Netanyahu tells Israeli president he’s formed a new government
Incoming Israeli Prime Minister Benjamin Netanyahu notified President Isaac Herzog late Wednesday that he has managed to form a government after 38 days of coalition negotiations.
The big picture: The move, which came 20 minutes before his mandate to form a government was set to expire, buys him more time as he works to get controversial laws his coalition partners have demanded passed ahead of the swearing-in of new ministers, which is expected by early January.
Driving the news: Netanyahu’s plan was to have the new government in place less than a week after he received the mandate, but his coalition partners didn't trust him to make good on promises he made once the government was sworn in. Instead, they demanded detailed agreements, including the passage of certain laws, as a condition of being part of/supporting? his coalition.
- These laws include controversial measures that have already generated public outrage and created tensions between the expected new government, attorney general, police and security establishment.
Among the measures is one that would allow Aryeh Deri, Netanyahu’s senior coalition partner and leader of the ultra-Orthodox Shas party, to become a Cabinet minister in the government.
- Deri was convicted 18 months ago of tax fraud — his second criminal conviction. He signed a plea bargain in which he was sentenced to one-year probation and resigned from the Knesset.
- When Deri signed his plea deal, the prosecution and the judge made it clear that they understood he was leaving political life. But less than a year later, he ran for office again.
- According to current Israeli law, a person who was sentenced to prison time or probation in the last seven years can’t serve as a minister. Deri demanded the law be changed so that it would apply only to people who served actual time in prison.
- The attorney general has objected to the new measure, which could be revoked by the supreme court. The judges could also revoke Deri’s appointment as minister.

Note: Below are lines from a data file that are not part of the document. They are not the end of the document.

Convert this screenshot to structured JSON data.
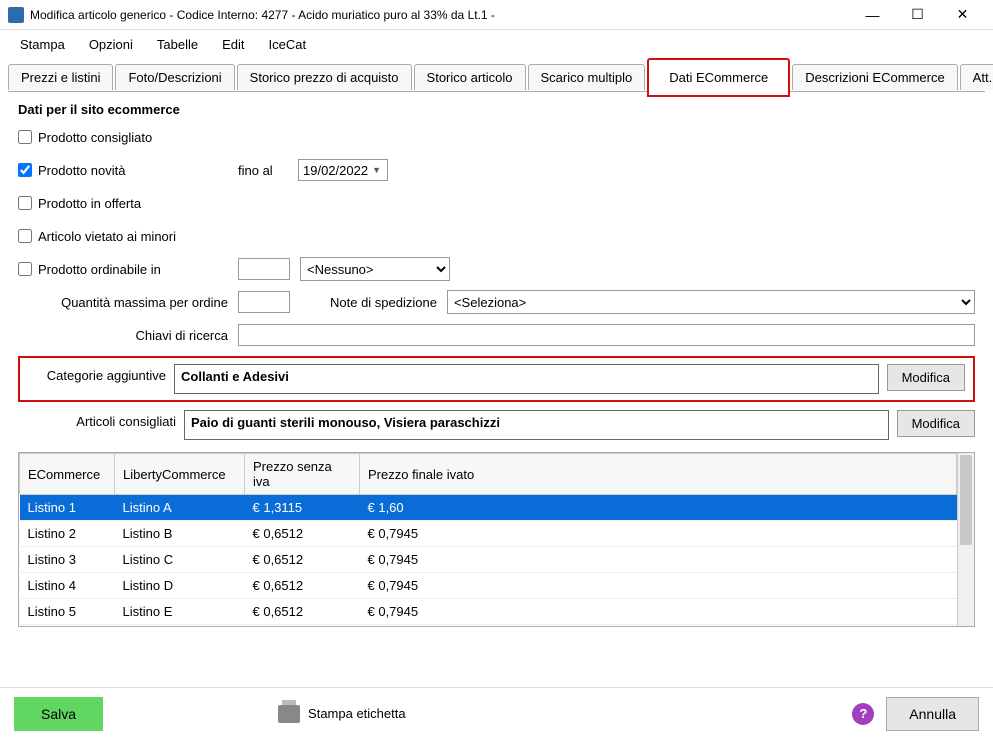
{
  "window": {
    "title": "Modifica articolo generico - Codice Interno: 4277 - Acido muriatico puro al 33% da Lt.1 -"
  },
  "menu": [
    "Stampa",
    "Opzioni",
    "Tabelle",
    "Edit",
    "IceCat"
  ],
  "tabs": {
    "items": [
      "Prezzi e listini",
      "Foto/Descrizioni",
      "Storico prezzo di acquisto",
      "Storico articolo",
      "Scarico multiplo",
      "Dati ECommerce",
      "Descrizioni ECommerce",
      "Att..."
    ],
    "active": "Dati ECommerce"
  },
  "section_title": "Dati per il sito ecommerce",
  "checks": {
    "consigliato": "Prodotto consigliato",
    "novita": "Prodotto novità",
    "offerta": "Prodotto in offerta",
    "vietato": "Articolo vietato ai minori",
    "ordinabile": "Prodotto ordinabile in"
  },
  "labels": {
    "fino_al": "fino al",
    "qta_max": "Quantità massima per ordine",
    "note_sped": "Note di spedizione",
    "chiavi": "Chiavi di ricerca",
    "categorie": "Categorie aggiuntive",
    "articoli_cons": "Articoli consigliati"
  },
  "values": {
    "date_novita": "19/02/2022",
    "ordinabile_select": "<Nessuno>",
    "note_sped_select": "<Seleziona>",
    "categorie": "Collanti e Adesivi",
    "articoli_cons": "Paio di guanti sterili monouso, Visiera paraschizzi"
  },
  "buttons": {
    "modifica": "Modifica",
    "salva": "Salva",
    "annulla": "Annulla",
    "stampa_etichetta": "Stampa etichetta"
  },
  "grid": {
    "headers": [
      "ECommerce",
      "LibertyCommerce",
      "Prezzo senza iva",
      "Prezzo finale ivato"
    ],
    "rows": [
      {
        "c0": "Listino 1",
        "c1": "Listino A",
        "c2": "€ 1,3115",
        "c3": "€ 1,60"
      },
      {
        "c0": "Listino 2",
        "c1": "Listino B",
        "c2": "€ 0,6512",
        "c3": "€ 0,7945"
      },
      {
        "c0": "Listino 3",
        "c1": "Listino C",
        "c2": "€ 0,6512",
        "c3": "€ 0,7945"
      },
      {
        "c0": "Listino 4",
        "c1": "Listino D",
        "c2": "€ 0,6512",
        "c3": "€ 0,7945"
      },
      {
        "c0": "Listino 5",
        "c1": "Listino E",
        "c2": "€ 0,6512",
        "c3": "€ 0,7945"
      }
    ]
  }
}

- Such a scenario could create an unprecedented constitutional situation and accelerate the expected new government’s plans to pass a law that gives it the authority to override supreme court decisions.
Another measure Netanyahu's coalition partners have demanded is an amendment to the police decree that would give the new minister of national security unprecedented direct authority over the police. Radical right-wing politician Itamar Ben-Gvir, who is known for his Jewish supremacist rhetoric, is set to get the post.
- The new amendment, if passed, would significantly hamper the status of the Israeli police as independent and apolitical. It would also give Ben-Gvir authority over police operations and criminal investigations policy.
- The attorney general and the chief of police expressed strong objections to the amendment and claimed it is unbalanced, will politicize the police and will create uncertainty regarding the chain of command.
The third measure would allow incoming finance minister and radical right-wing politician Bezalel Smotrich to also serve as a minister in the Defense Ministry and have the authority over the military units in charge of the civilian policy in the occupied West Bank.
- Smotrich is also known for his Jewish supremacist rhetoric.
- The Israeli security establishment and intelligence community are against the measure and have warned of its consequences regarding the chain of command and the situation on the ground in the West Bank.
What’s next: The laws are expected to pass in the Knesset by the end of next week.
- Netanyahu’s aides told reporters the official swearing-in of the government will take place between Christmas and the first week of January.